When contracts are signed, the society will receive $3000 less than previous years and the lease of The Mackellar Centre will be for one year "with the provision to extending for a further two years upon showing satisfactory performance and utilisation of the premises".
The decisions were made in closed council last week and the council said it could not comment when contacted by the NVI.
"We're bewildered by the line taken by the council when we're having a successful year ... we're a volunteer organisation and we're probably having one of our best years ever," president Pip Murray said.
At the August meeting, DMMS vice president Shirley Urquhart said members had met with Gunnedah shire mayor Jamie Chaffey and the council executive about community concerns, which included The Mackellar Centre's opening hours and "the supposed inability to hold an AGM".
"In regards to your concerns about the longevity of the committee and a supposed inability to hold an AGM, we provide documentation to illustrate the case quite to the contrary," she said.

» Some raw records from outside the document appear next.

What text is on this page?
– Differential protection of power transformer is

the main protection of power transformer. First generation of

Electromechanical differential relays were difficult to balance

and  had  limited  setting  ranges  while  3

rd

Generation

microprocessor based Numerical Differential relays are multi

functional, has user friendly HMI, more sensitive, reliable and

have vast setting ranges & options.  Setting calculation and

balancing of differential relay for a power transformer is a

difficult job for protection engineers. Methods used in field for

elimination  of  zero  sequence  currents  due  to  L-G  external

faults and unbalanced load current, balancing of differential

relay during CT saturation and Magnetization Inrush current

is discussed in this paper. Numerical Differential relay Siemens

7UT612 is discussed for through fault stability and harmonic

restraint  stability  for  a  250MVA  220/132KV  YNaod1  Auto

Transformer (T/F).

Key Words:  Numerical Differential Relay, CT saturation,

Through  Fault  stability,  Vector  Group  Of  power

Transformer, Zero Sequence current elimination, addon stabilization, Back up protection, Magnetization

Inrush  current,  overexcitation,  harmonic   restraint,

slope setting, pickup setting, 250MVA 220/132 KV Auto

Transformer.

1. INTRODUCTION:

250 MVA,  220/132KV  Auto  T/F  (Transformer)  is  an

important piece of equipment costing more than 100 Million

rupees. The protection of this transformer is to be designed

"The same goes to your query about our opening hours. We've been able to provide records, which show that we have more than fulfilled the opening hours agreement under the terms of our lease."
Mrs Urquhart highlighted "the significant contribution made by the society to Gunnedah, especially the achievements made this year in what we know has been a hugely difficult time for all".
"Our efforts to preserve Kurumbede have also brought Gunnedah to the forefront ... our campaign has attracted the attention of national media," Mrs Urquhart said.
"We've discovered there is a groundswell of interest in Kurrumbede and we field many enquiries about the property."
All of this work is carried out by a hardworking, dedicated committee of eight volunteers with a part-time project officer.Shirley Urquhart, Dorothea Mackellar Memorial Society
The society is also waiting to find out if its application for the property to be added to the State Heritage Register is successful.
Additionally, the Drought Communities Program will fund a new mural on Gunnedah Maize Mill, which will feature a historical photo of the late poet and the second verse of her famous poem, My Country, in her own hand. Work will start in spring.
"We believe this will be a great tourist attraction and a wonderful asset for our town," Mrs Urquhart said.
"All of this work is carried out by a hardworking, dedicated committee of eight volunteers with a part-time project officer."
The society's main source of funding is the Department of Education, which has committed funding for a further five years of up to $60,000 for three years, and $55,000 for the remaining two. Gunnedah Shire Council, Whitehaven and Idemitsu also support the awards.
Society secretary Owen Hasler said the cost of the poetry competition and society expenses were about $78,000 in 2018.
"Virtually all our funds that we receive each year go towards the conduct of competition. Our balance is very small so that's why it's very important that we are able to continue these sponsorships as we've been able to do for many years," he said.